Von Stuck’s 3ft 1in x 2ft 9½in (93 x 85cm) oil on panel, titled Lauschende Faune (Listening Fauns), was painted in c.1899.

Black and white existence

It was known only from black and white photographs reproduced in the Journal Die Kunst in 1904 and in 1909 in The International Studio – An Illustrated Magazine of Fine and Applied Art as part of a lengthy article titled The Collection of Hugo Reisinger: German and American Pictures’.

In 1909, when the artist was at the height of his career, the painting was also exhibited in the Metropolitan Museum in New York.

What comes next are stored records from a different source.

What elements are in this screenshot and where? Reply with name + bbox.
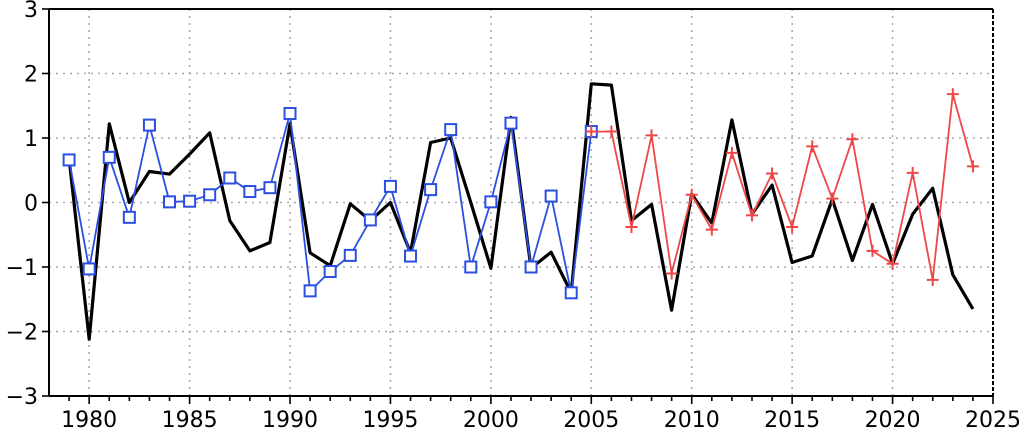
x-tick-label: 1990 <box>262 408 318 433</box>
x-tick-label: 2015 <box>764 408 820 433</box>
y-tick-label: −1 <box>6 256 38 281</box>
series-line-0 <box>67 82 975 341</box>
square-marker <box>142 118 156 132</box>
x-tick-label: 2025 <box>965 408 1021 433</box>
square-marker <box>424 183 438 197</box>
y-tick-label: 3 <box>24 0 38 23</box>
plus-marker <box>946 88 959 101</box>
square-marker <box>323 265 337 279</box>
y-tick-label: −2 <box>6 321 38 346</box>
x-tick-label: 2010 <box>664 408 720 433</box>
plus-marker <box>625 221 638 234</box>
plus-marker <box>705 223 718 236</box>
square-marker <box>243 185 257 199</box>
square-marker <box>524 260 538 274</box>
square-marker <box>404 249 418 263</box>
plus-marker <box>966 160 979 173</box>
plus-marker <box>745 209 758 222</box>
series-line-2 <box>591 93 974 281</box>
axes <box>42 8 994 404</box>
plus-marker <box>926 273 939 286</box>
plus-marker <box>605 125 618 138</box>
plus-marker <box>906 166 919 179</box>
plus-marker <box>846 133 859 146</box>
square-marker <box>62 153 76 167</box>
square-marker <box>183 194 197 208</box>
x-tick-label: 2000 <box>463 408 519 433</box>
plus-marker <box>645 129 658 142</box>
x-tick-label: 2020 <box>865 408 921 433</box>
square-marker <box>223 171 237 185</box>
square-marker <box>464 260 478 274</box>
square-marker <box>544 189 558 203</box>
square-marker <box>203 188 217 202</box>
plus-marker <box>766 167 779 180</box>
square-marker <box>343 248 357 262</box>
plus-marker <box>665 267 678 280</box>
series-lines <box>67 82 975 341</box>
plus-marker <box>866 244 879 257</box>
square-marker <box>303 284 317 298</box>
square-marker <box>263 181 277 195</box>
plus-marker <box>826 192 839 205</box>
square-marker <box>163 195 177 209</box>
square-marker <box>102 150 116 164</box>
x-tick-label: 1980 <box>61 408 117 433</box>
series-markers <box>62 88 979 300</box>
tick-labels: 1980 1985 1990 1995 2000 2005 2010 2015 2020 2025… <box>6 0 1021 433</box>
square-marker <box>363 213 377 227</box>
square-marker <box>383 179 397 193</box>
y-tick-label: 2 <box>24 63 38 88</box>
square-marker <box>444 123 458 137</box>
square-marker <box>122 210 136 224</box>
square-marker <box>82 262 96 276</box>
square-marker <box>504 116 518 130</box>
plus-marker <box>685 188 698 201</box>
plus-marker <box>786 221 799 234</box>
x-tick-label: 1985 <box>162 408 218 433</box>
square-marker <box>564 286 578 300</box>
plus-marker <box>886 257 899 270</box>
square-marker <box>283 106 297 120</box>
grid-lines <box>49 9 993 396</box>
square-marker <box>484 195 498 209</box>
x-tick-label: 2005 <box>563 408 619 433</box>
plus-marker <box>585 125 598 138</box>
plus-marker <box>725 146 738 159</box>
plus-marker <box>806 140 819 153</box>
x-tick-label: 1995 <box>362 408 418 433</box>
y-tick-label: −3 <box>6 385 38 410</box>
y-tick-label: 0 <box>24 192 38 217</box>
y-tick-label: 1 <box>24 127 38 152</box>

Remains of a label to the back of the painting from that exhibition identify it as being the property of Reisinger, a banker, businessman and prominent art collector who was a member of The Met’s board of directors and married to the daughter of St Louis, Missouri, brewery baron Adolphus Busch.

Research by the Art Loss Registry tracing the painting’s early years of ownership has revealed that Reisinger acquired Lauschende Faune in 1899 from the Galerie Heinemann, Von Stuck’s main representative.

Later that year it was exhibited at the Chicago Institute of Art and the Copley Society in Boston and its final recorded museum appearance was at the Dallas Art Association’s First Annual Exhibition: Contemporary International Art.

By this time the painting had changed hands, the owner in the catalogue being shown as Edward A Faust, a St Louis restauranteur who was connected to Busch by marriage.

In 1921, Lauschende Faune was found together with a large British equestrian work in the Kansas City home of the late Colonel and Mrs S D Slaughter.

Their grandsons, who jointly own the painting, have confirmed its existence in their grandparents’ home beginning in the 1960s.

Offered uncleaned

The painting comes in the original gilt frame custom-made by Hans Irlbacher of Munich and will be offered in uncleaned condition at Soulis Auctions with an estimate of $75,000-125,000.